Recovery journeys can be an emotional challenge, says the report.

‘Family members are both a resource to support recovery, and people whose own lives can be transformed through recovery,’ the report says. Those surveyed reported improvements in a range of areas when a dependent drinker was in recovery, including emotional and mental health, debt, problems at work, involvement in the criminal justice system and violence. Around a third of respondents were victims of family violence during their family member’s active dependency, which fell to 10 per cent during recovery, and while more than 70 per cent reported receiving treatment for mental health issues during the drinker’s dependency, this fell to just over a third.
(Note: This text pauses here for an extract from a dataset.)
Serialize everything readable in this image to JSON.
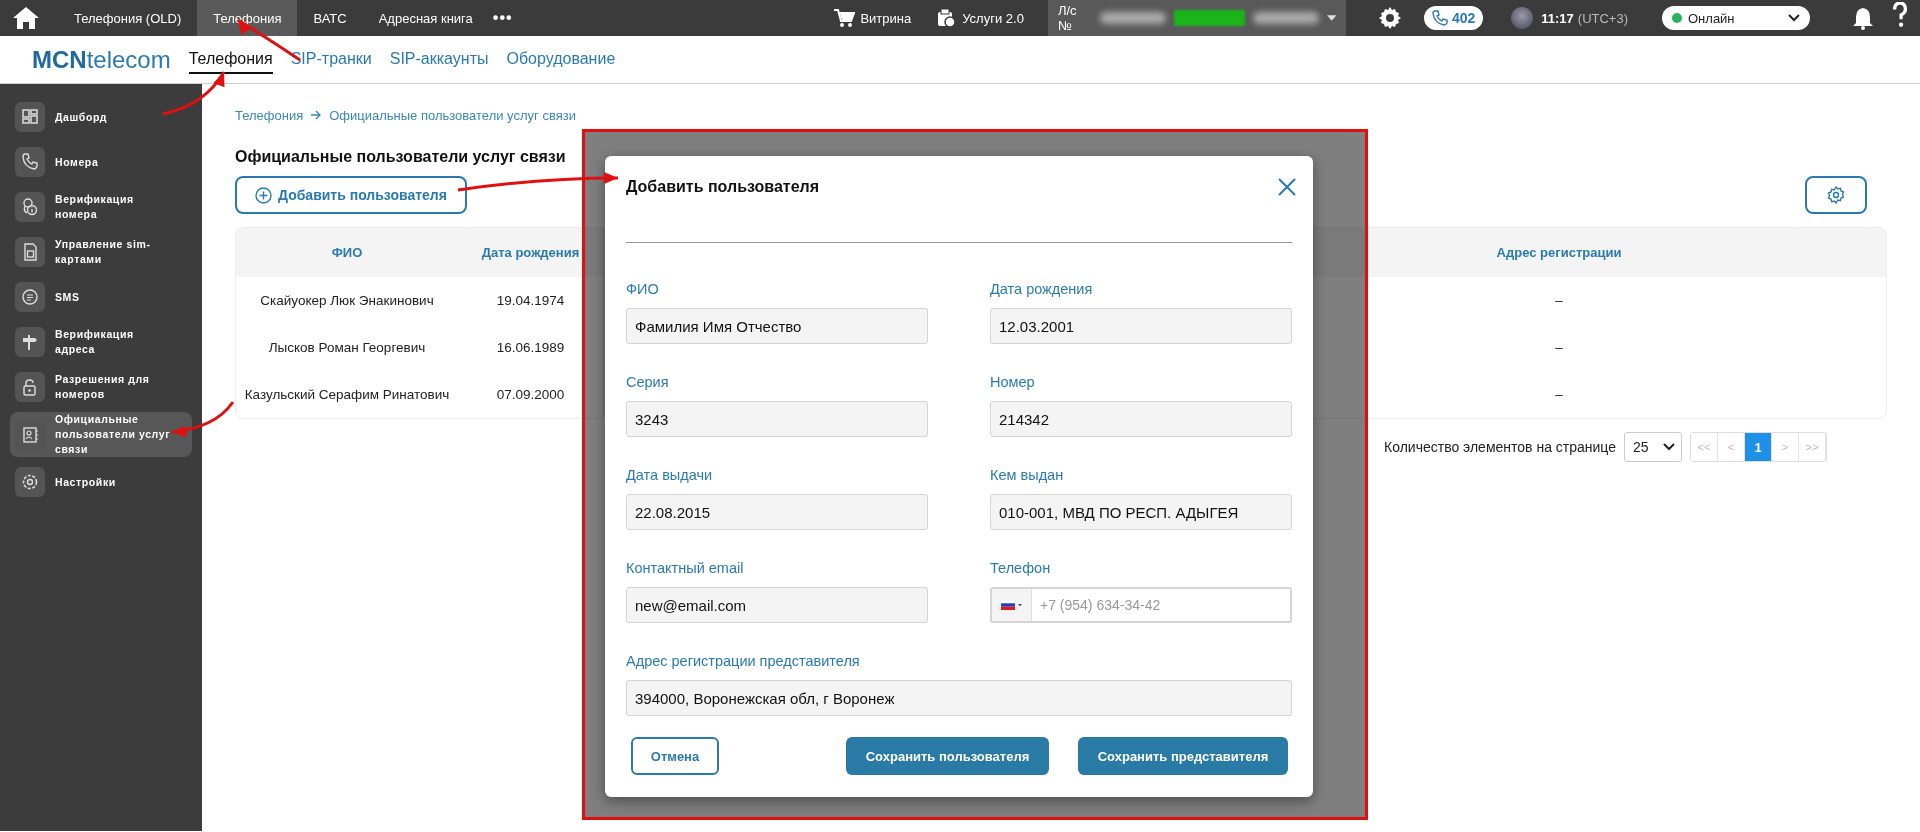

‘Recovery journeys’ can also be an emotional challenge, however, the report points out, with relapses leading to poorer physical and mental health and quality of life. ‘While families as a whole experience significant benefits through the recovery journey of loved ones, not all of the emotional damage is reversed, and relapse undermines at least some of the positive gains,’ it says. Family members need support in their own right, the document stresses, with many respondents struggling to find appropriate help.

‘This report is an invaluable addition to a growing body of knowledge about the impact of substance misuse on families,’ said Adfam chief executive Vivienne Evans. ‘It supports and adds weight to Adfam’s 30 year mission to provide help and support for these families, who are such a key element of recovery and yet need to have a journey of recovery for themselves.’

‘The pressures of caring for a family member who is dependent on alcohol can be overwhelming,’ said Dr Richard Piper, chief executive of Alcohol Research UK, which funded the study. ‘It’s clear that families are a key resource in supporting recovery, and that they benefit significantly where recovery is successful. This research highlights the need for a better focus on families and their role in the recovery journey. In particular, families need better access to support services.’